How not? Because they don’t make the overall goal any easier. They mostly just add some fuzziness about how far you can push things before you really derail. Which just means you push a little farther than you would otherwise and end up increasing your chances of derailing. Better to push it / procrastinate up to a bright, unambiguous red line than to push it / procrastinate up to a line whose exact location is shrouded.

The lesson we’ve learned (the hard way): make the goal itself easier, don’t try to make it easier with various leniencies.

Catching Back Up Just This Once

The general rule is that leniencies necessarily backfire. Sometimes newbees unaccustomed to our hard-assery will balk at a derailment that they view as still recoverable. But catching back up “just this once” is, like, defeating ze whole point of ze commitment device. [3] If that’s even a possibility in your head then we can predict failure with pretty high confidence. The problem with that mentality is that you may catch up once or twice, but each catch-up will take longer until it just never ends up happening. Which is why, early on, we made it fundamental to the way Beeminder works that you pay the penalty the very day that you cross the bright red line.


UPDATE: Since this post is kind of a classic that we point to often, we made some edits to modernize it slightly. Namely, we changed some of the references to the yellow brick road to instead refer to the bright red line.

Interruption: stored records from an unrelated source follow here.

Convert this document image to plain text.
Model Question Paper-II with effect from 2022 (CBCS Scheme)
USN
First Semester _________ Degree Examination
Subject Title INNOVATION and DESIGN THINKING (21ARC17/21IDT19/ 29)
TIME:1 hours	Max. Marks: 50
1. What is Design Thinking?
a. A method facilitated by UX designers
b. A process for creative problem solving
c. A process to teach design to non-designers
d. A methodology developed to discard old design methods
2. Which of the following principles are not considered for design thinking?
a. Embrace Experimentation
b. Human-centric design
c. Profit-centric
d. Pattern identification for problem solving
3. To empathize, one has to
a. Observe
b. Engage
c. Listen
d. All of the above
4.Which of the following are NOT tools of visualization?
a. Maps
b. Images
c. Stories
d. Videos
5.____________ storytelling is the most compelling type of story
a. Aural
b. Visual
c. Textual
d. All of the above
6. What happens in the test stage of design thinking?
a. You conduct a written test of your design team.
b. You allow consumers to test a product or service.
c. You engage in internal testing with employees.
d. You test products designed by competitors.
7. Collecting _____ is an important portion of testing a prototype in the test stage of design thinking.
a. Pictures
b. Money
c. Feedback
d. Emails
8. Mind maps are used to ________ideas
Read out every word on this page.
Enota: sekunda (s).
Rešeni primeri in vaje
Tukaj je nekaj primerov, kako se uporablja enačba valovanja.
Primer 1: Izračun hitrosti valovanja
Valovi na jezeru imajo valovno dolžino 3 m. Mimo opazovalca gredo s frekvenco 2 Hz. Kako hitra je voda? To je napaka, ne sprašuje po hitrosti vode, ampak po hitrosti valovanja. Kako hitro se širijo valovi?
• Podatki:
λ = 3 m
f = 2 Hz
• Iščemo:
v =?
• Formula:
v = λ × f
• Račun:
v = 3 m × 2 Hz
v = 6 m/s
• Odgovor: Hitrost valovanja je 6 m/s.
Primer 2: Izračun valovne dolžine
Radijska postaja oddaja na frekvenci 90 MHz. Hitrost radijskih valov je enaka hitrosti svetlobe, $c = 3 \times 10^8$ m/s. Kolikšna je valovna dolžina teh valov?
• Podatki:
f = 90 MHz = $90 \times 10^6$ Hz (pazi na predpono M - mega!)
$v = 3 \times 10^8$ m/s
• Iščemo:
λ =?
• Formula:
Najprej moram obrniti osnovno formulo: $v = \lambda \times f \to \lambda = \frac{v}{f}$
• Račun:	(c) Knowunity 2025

Image credit: adorable plushies by Heidi Kenney. Visit her blog if you need a faceful of cute.


[1] UPDATE: This is an old blog post! Today we would say “hew to the bright red line” since we dropped the “yellow brick road” metaphor.

[2] Except for those non-akratics who just like the visualization and tracking, but this is for akratics. Bright red lines without meaningful commitments are useless for us.

[3] Watch Dr Strangelove say it for full effect.